私がまだ20代前半で、東京・渋谷でオフィスを構えて間もない頃、当時学生だった遠間君が、弊社社員と友人だった事もあり、ちょくちょく顔を出していた事が、そもそも、私と彼の最初の出会い。
その頃の私は、販売促進系の広告代理店を経営していた。
それが、25年後に、仕事の中身は違えども、温泉をテーマに仕事をしているところに、運命的なものを感じたのも確か。
私は、20歳前後から温泉に傾倒し、その後、仕事として温泉宿の記事などを書くうちに、いつの間にか温泉そのものに詳しくなり、さらに自然と温泉分析表も読めるようになり、そのデータだけで、どんな特徴の温泉かある程度分かるようになった。

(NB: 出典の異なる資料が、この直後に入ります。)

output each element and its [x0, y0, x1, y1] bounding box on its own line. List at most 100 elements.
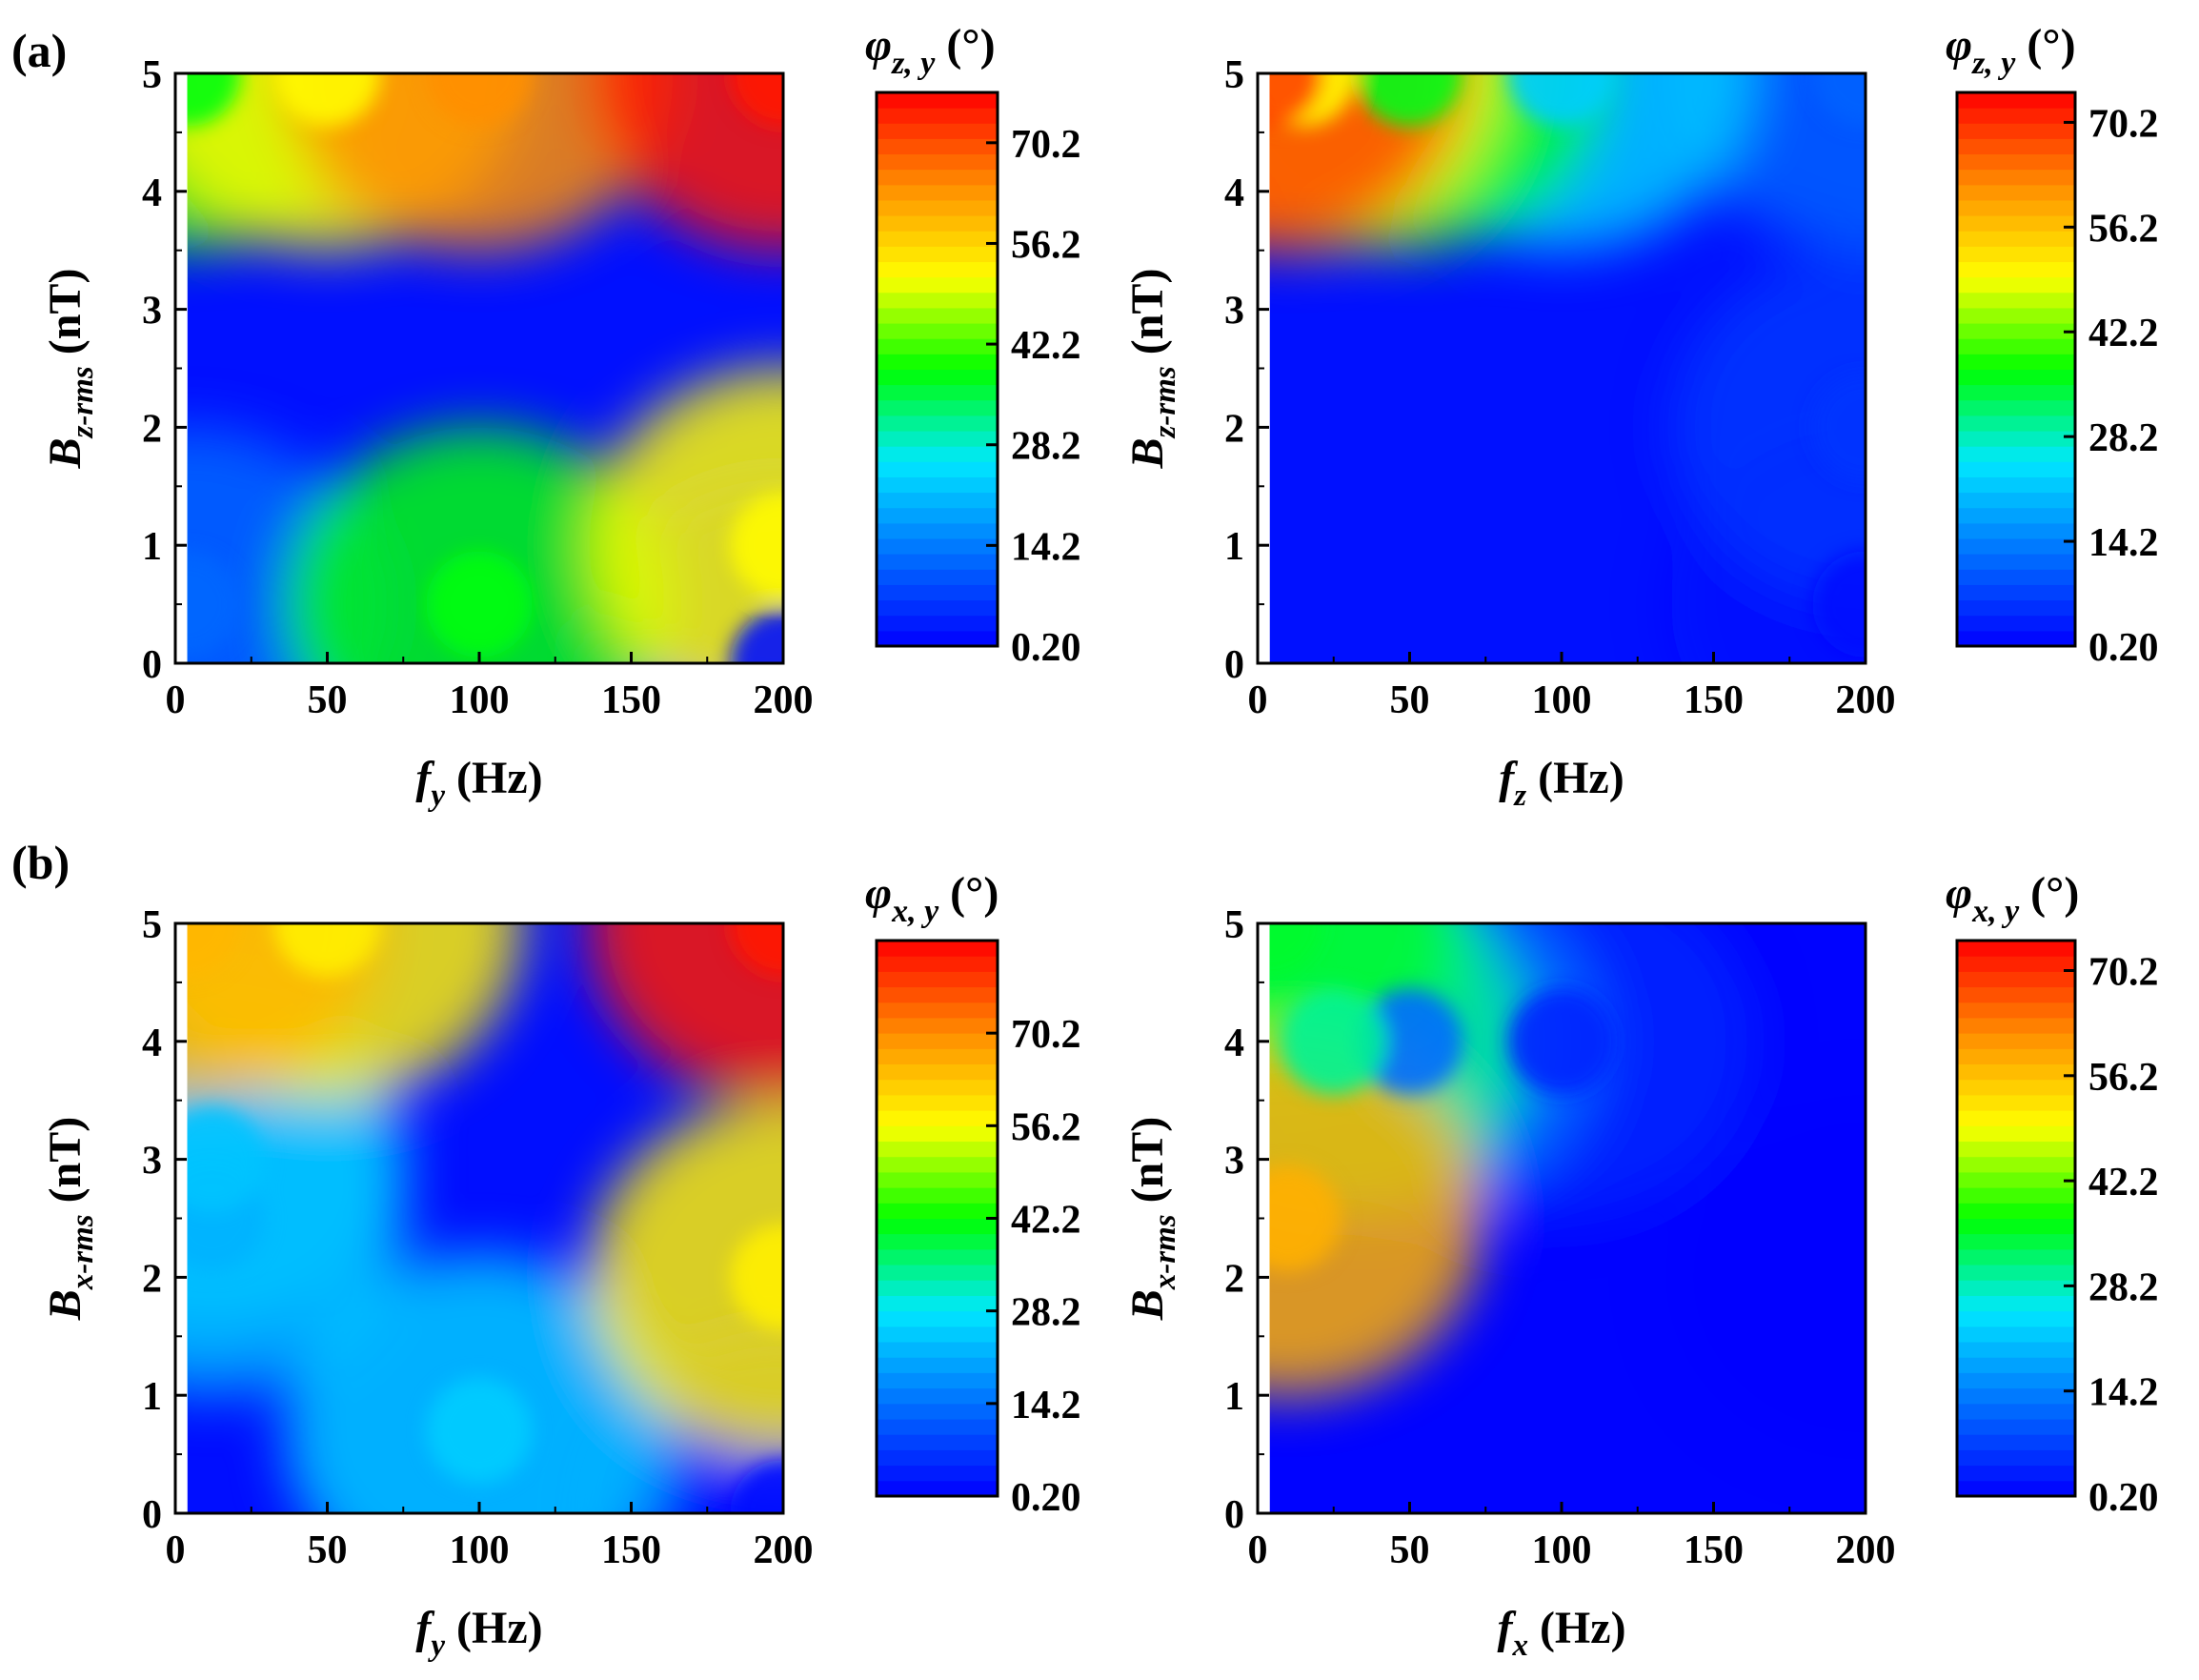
heatmap-sample	[284, 427, 675, 663]
heatmap-sample-core	[1281, 988, 1387, 1095]
colorbar-level	[877, 169, 998, 186]
x-tick-label: 150	[1684, 678, 1744, 722]
colorbar-level	[1957, 986, 2075, 1003]
colorbar-level	[877, 199, 998, 216]
colorbar-level	[1957, 1032, 2075, 1049]
colorbar-level	[877, 1248, 998, 1265]
x-tick-label: 150	[601, 1528, 661, 1572]
colorbar-level	[1957, 1218, 2075, 1235]
colorbar-level	[1957, 199, 2075, 216]
colorbar-tick-label: 56.2	[2088, 1056, 2159, 1100]
y-tick-label: 5	[142, 903, 162, 947]
colorbar-level	[877, 1356, 998, 1373]
colorbar-level	[877, 1465, 998, 1482]
y-tick-label: 4	[142, 172, 162, 215]
colorbar-level	[877, 1124, 998, 1143]
heatmap-sample-core	[187, 551, 241, 658]
heatmap-sample-core	[426, 1377, 533, 1485]
x-tick-label: 200	[754, 678, 814, 722]
colorbar-level	[1957, 1403, 2075, 1420]
colorbar-level	[1957, 492, 2075, 509]
colorbar-level	[877, 230, 998, 247]
colorbar-level	[1957, 322, 2075, 339]
colorbar-level	[1957, 107, 2075, 124]
heatmap-sample-core	[187, 1105, 265, 1213]
y-tick-label: 3	[142, 290, 162, 334]
colorbar-level	[1957, 353, 2075, 370]
colorbar-level	[877, 1079, 998, 1096]
y-tick-label: 1	[1224, 525, 1244, 569]
y-axis-label: Bz-rms (nT)	[1122, 269, 1182, 470]
colorbar-level	[1957, 1294, 2075, 1312]
x-tick-label: 50	[1390, 678, 1430, 722]
heatmap-sample	[588, 368, 783, 663]
colorbar-level	[1957, 1264, 2075, 1281]
colorbar-level	[1957, 583, 2075, 601]
colorbar-level	[877, 399, 998, 416]
colorbar-level	[1957, 1017, 2075, 1034]
x-axis-label: fy (Hz)	[415, 753, 542, 813]
colorbar-level	[1957, 214, 2075, 232]
colorbar-level	[877, 986, 998, 1003]
x-tick-label: 0	[1248, 1528, 1268, 1572]
heatmap-sample-core	[1356, 988, 1463, 1095]
colorbar-label: φz, y (°)	[1946, 20, 2076, 81]
colorbar-level	[877, 1094, 998, 1111]
colorbar-tick-label: 70.2	[2088, 102, 2159, 146]
colorbar-level	[1957, 1202, 2075, 1219]
panel-label-a: (a)	[11, 24, 67, 77]
heatmap-sample-core	[1269, 923, 1323, 977]
colorbar-level	[877, 1032, 998, 1049]
y-axis-label: Bx-rms (nT)	[40, 1117, 100, 1322]
colorbar-level	[1957, 522, 2075, 539]
colorbar-level	[1957, 276, 2075, 293]
x-axis-label: fy (Hz)	[415, 1603, 542, 1663]
colorbar-level	[877, 91, 998, 109]
chart-top-right: 0 50 100 150 200 0 1 2 3 4 5 fz (Hz) Bz-rms (nT) 0.20…	[1122, 20, 2159, 813]
colorbar-level	[1957, 230, 2075, 247]
heatmap-sample-core	[1812, 551, 1866, 658]
heatmap-sample-core	[187, 73, 241, 127]
y-tick-label: 0	[142, 1493, 162, 1537]
chart-bottom-left: 0 50 100 150 200 0 1 2 3 4 5 fy (Hz) Bx-rms (nT) 0.20…	[40, 868, 1081, 1663]
colorbar-level	[1957, 1371, 2075, 1389]
y-tick-label: 5	[1224, 53, 1244, 97]
colorbar-level	[1957, 1448, 2075, 1467]
colorbar-tick-label: 14.2	[1011, 525, 1081, 569]
colorbar-level	[877, 1017, 998, 1034]
heatmap-sample-core	[730, 610, 783, 663]
colorbar-level	[1957, 955, 2075, 972]
colorbar-level	[1957, 1079, 2075, 1096]
colorbar-level	[877, 1002, 998, 1019]
colorbar-level	[877, 1141, 998, 1158]
colorbar-level	[877, 1264, 998, 1281]
colorbar-level	[877, 1279, 998, 1296]
colorbar-tick-label: 56.2	[1011, 223, 1081, 267]
x-tick-label: 50	[308, 1528, 348, 1572]
colorbar-tick-label: 70.2	[2088, 951, 2159, 995]
colorbar-level	[1957, 1418, 2075, 1435]
colorbar-tick-label: 0.20	[1011, 626, 1081, 670]
colorbar-frame	[875, 91, 999, 648]
colorbar-level	[877, 122, 998, 139]
heatmap-sample-core	[730, 1224, 783, 1331]
y-tick-label: 3	[142, 1140, 162, 1184]
colorbar-level	[1957, 399, 2075, 416]
chart-top-left: 0 50 100 150 200 0 1 2 3 4 5 fy (Hz) Bz-rms (nT) 0.20…	[40, 20, 1081, 813]
colorbar-label: φz, y (°)	[865, 20, 996, 81]
y-tick-label: 4	[1224, 172, 1244, 215]
colorbar-level	[877, 245, 998, 263]
colorbar-tick-label: 42.2	[2088, 1161, 2159, 1204]
colorbar-level	[1957, 384, 2075, 401]
heatmap-sample-core	[1508, 73, 1615, 127]
x-tick-label: 0	[1248, 678, 1268, 722]
colorbar-level	[1957, 1186, 2075, 1204]
x-tick-label: 200	[1836, 1528, 1896, 1572]
heatmap-sample-core	[426, 551, 533, 658]
colorbar-label: φx, y (°)	[865, 868, 999, 929]
colorbar-level	[877, 1233, 998, 1250]
heatmap-sample-core	[730, 1460, 783, 1513]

それと同時に、温泉もいっそう好きになっていったような気もする。
遠間君が行っている、温泉ソムリエのセミナーの中身は、簡単に紹介すると、温泉の条件から始まり、種類と特徴、入浴法、そして、最後に温泉分析表の読み方まで教えてくれる。
ざっと3時間ほどの授業だが、三部構成にして、分かりやすく、丁寧に教えている姿が印象的だった。
普段、このセミナーは東京など中心に、大都市圏で行っているのが通例らしいが、温泉旅館、しかも東北地区で実施するのは、初めてという事もあり、さらに宮城県鳴子温泉郷といった、お世辞にも交通の便が良くない立地で、よくぞここまで受講者が集まってくれたと少々驚いている。

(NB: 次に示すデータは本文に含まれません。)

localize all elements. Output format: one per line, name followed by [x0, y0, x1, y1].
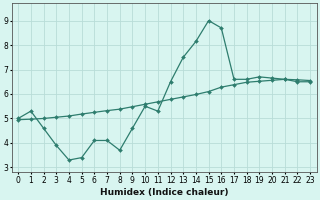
X-axis label: Humidex (Indice chaleur): Humidex (Indice chaleur) [100, 188, 228, 197]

それも、遠間君が2002年から立ち上げた温泉ソムリエが、新潟県妙高赤倉温泉から全国へ知名度を上げ、取材者やライターなどを数多く輩出し、最近ではタレントや女優まで認定者がいるという人気の高さも大きく貢献しているだろう。
「貸切温泉どっとこむ」や「琢琇」の公式HPなどからの告知も行ったが、受講者がやはり「温泉が好き」という事が、今回のセミナーの成功の背景となっている。
温泉が好きだから、温泉の事をもっとよく知りたい・・・こんな考えを持っている人たちが、数多くいるという事に、改めて私自身、素直に喜びを感じた。
しかし、このイベントを、実現に向けて、大きく私を動かしたのは、皆さんご存知の通り、3月11日の東日本大震災。
この「琢琇」も、建物のあちこちに損傷を受け、名物の混浴露天風呂は湯舟自体にヒビが入り、崖の上の立地という事もあり、今後は壊す方向で考えているとの事。
さらに、数本ある自家源泉の一本が、震災を機にお湯が出なくなったのも、大きな痛手だった。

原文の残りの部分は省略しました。